Applying KVL to the output side of the circuit in figure,

\[{{V}_{CC}}={{I}_{C}}{{R}_{C}}+{{V}_{CE}}+{{V}_{E}}\]

\[{{V}_{CC}}={{I}_{C}}{{R}_{C}}+{{V}_{CE}}+{{I}_{E}}{{R}_{E}}\]

\[={{I}_{C}}({{R}_{C}}+{{R}_{E}})+{{V}_{CE}}\text{    (}{{I}_{C}}\approx {{I}_{E}}\text{)}\]

\[={{V}_{CE}}+{{I}_{C}}({{R}_{C}}+{{R}_{E}})\]

\[{{V}_{CE}}={{V}_{CC}}-{{I}_{C}}({{R}_{C}}+{{R}_{E}})\]

The circuit provides good stabilization through resistance ‘R_E‘. It is explained using equation (5), that is,

\[{{V}_{2}}={{V}_{BE}}+{{I}_{C}}{{R}_{E}}\]

In the above expression, voltage V₂ (across R₂) is independent of I_C and is given as,

\[{{V}_{2}}=\left( \frac{{{V}_{CC}}}{{{R}_{1}}+{{R}_{2}}} \right){{R}_{2}}\]

Since R₁, R₂ and V_CC are constant, V₂ is also constant. An increase in I_C causes an increase in potential across R_E (that is, I_CR_E). Since, V₂ is constant an increase in I_CR_E must be compensated by a decrease in V_BE Therefore, an increase in I_CR_E causes V_BE to decrease and vice versa. In this manner the circuit provides good stabilization.

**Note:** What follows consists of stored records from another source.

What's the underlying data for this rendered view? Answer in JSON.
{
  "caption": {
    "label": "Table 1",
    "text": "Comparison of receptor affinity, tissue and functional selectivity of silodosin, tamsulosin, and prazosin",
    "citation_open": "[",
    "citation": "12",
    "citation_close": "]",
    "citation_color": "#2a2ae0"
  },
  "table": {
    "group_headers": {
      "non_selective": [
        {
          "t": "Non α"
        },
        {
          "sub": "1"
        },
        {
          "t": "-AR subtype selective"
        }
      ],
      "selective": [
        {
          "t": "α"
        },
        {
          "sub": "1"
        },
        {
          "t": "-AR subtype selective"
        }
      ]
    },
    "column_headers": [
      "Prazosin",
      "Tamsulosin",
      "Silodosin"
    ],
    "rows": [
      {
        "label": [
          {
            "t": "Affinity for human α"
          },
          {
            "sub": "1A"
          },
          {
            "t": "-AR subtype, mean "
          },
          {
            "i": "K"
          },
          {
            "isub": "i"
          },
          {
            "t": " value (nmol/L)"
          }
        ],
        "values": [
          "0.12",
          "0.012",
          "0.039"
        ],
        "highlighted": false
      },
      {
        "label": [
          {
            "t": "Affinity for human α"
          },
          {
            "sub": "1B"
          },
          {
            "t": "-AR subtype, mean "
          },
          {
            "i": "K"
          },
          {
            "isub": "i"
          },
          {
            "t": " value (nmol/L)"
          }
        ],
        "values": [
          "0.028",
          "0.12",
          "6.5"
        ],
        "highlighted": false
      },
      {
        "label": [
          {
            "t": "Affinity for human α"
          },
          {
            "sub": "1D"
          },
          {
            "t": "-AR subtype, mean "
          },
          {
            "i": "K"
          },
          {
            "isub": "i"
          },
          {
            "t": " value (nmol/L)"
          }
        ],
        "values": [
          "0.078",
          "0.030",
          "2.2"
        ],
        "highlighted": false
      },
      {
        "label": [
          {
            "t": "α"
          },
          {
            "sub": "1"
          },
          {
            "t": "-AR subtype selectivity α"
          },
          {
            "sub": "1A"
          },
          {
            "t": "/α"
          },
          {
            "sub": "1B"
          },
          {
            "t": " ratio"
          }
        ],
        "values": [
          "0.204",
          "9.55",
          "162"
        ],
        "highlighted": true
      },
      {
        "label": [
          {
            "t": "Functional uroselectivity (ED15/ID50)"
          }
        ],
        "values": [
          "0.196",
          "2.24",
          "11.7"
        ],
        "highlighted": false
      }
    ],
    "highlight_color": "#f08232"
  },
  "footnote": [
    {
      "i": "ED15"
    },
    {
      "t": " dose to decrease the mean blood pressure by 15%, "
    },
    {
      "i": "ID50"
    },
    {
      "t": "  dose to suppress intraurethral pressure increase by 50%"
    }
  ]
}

Advantages of Voltage Divider Bias Circuit

1. It is most popular biasing circuit.
2. Simple ‘R_E‘ resistance provides good stability.
3. Stability factor (S) in controlled by R_E and R_th.
4. Stability factor is small for this circuit compared to other techniques.